C’est la troisième fois que Mohammad Ali Taheri est jugé pour « corruption sur terre ». La première fois, en 2011, le tribunal révolutionnaire de Téhéran l’avait condamné à cinq ans d’emprisonnement pour « outrage aux valeurs sacrées de l’islam » mais avait estimé que des investigations complémentaires étaient nécessaires pour statuer au sujet de la « corruption sur terre ».

Pendant les quatre années qui ont suivi, les autorités l’ont maintenu à l’isolement dans la section 2A de la prison d’Evin – où il est toujours incarcéré – sous prétexte qu’une enquête était en cours. Toutefois, ce temps a été décompté de sa peine, qui a donc été considérée comme purgée en février 2016. Il a été de nouveau jugé pour « corruption sur terre » en 2015 et condamné à mort, avant d’être finalement acquitté en juin 2016. Malgré cela, il n’a pas été libéré et, à la fin de 2016, il a été inculpé une fois de plus de « corruption sur terre » pour les mêmes activités qui l’avaient fait condamner en 2011.
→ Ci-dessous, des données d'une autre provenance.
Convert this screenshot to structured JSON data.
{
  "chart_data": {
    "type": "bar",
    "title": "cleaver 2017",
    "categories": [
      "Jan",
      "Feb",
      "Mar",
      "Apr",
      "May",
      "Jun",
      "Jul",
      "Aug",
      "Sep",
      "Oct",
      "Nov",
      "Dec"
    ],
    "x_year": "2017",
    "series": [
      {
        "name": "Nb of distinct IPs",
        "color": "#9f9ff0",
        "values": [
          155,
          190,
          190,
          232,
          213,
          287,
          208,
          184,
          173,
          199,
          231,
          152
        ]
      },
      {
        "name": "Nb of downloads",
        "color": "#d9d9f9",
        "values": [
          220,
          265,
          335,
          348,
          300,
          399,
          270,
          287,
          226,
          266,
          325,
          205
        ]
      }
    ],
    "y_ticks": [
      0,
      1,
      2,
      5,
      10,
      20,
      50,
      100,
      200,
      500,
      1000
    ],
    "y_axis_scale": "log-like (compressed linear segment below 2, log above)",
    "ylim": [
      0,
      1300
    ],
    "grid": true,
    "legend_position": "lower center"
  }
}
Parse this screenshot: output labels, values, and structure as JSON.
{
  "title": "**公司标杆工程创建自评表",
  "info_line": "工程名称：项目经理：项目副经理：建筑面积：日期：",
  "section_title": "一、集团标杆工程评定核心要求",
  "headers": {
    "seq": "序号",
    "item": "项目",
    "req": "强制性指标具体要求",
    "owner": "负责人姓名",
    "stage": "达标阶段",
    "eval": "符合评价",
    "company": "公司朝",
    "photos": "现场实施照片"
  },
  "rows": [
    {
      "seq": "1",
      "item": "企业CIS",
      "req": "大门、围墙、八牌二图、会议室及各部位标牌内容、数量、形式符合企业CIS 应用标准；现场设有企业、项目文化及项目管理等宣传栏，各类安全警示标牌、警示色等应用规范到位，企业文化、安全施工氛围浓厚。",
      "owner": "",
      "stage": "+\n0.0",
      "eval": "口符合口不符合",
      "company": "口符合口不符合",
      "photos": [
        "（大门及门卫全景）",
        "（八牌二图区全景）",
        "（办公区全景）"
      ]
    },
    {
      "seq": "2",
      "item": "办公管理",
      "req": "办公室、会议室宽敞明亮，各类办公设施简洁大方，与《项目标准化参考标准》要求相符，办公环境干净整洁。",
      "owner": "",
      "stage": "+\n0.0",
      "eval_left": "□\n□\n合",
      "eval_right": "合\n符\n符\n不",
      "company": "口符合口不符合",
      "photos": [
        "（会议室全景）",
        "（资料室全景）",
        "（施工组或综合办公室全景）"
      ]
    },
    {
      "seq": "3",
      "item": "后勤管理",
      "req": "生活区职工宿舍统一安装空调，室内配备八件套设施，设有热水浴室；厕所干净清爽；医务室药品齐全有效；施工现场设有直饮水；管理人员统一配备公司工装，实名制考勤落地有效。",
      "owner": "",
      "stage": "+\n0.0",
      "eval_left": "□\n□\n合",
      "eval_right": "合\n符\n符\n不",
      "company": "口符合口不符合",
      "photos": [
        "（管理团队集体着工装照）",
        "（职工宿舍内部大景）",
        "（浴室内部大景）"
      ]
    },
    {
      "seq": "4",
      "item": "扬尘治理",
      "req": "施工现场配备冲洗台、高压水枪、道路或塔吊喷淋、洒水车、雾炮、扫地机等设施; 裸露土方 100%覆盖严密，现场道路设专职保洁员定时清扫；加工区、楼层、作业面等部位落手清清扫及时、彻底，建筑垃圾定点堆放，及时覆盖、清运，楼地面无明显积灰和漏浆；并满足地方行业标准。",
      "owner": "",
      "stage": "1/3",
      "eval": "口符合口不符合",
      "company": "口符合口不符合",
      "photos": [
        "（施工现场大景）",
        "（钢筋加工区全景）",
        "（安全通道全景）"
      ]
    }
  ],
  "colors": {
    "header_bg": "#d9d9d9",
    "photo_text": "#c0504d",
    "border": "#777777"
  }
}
Mohammad Ali Taheri a été arrêté pour la première fois en avril 2010 et libéré au bout de deux mois. Il a été de nouveau arrêté en mai 2011 et inculpé de « corruption sur terre » et d’« outrage aux valeurs sacrées de l’islam » parce qu’il était à l’origine de la doctrine et du groupe spirituels Erfan-e Halgheh. En octobre 2011, la 26e chambre du tribunal révolutionnaire de Téhéran l’a condamné à cinq ans d’emprisonnement pour la deuxième charge mais a estimé que des investigations complémentaires étaient nécessaires pour statuer sur la première. L’enquête a ensuite servi de prétexte aux autorités pour ne pas le réintégrer parmi les autres détenus de la prison d’Evin et le maintenir à l’isolement dans la section 2A, où il se trouve toujours.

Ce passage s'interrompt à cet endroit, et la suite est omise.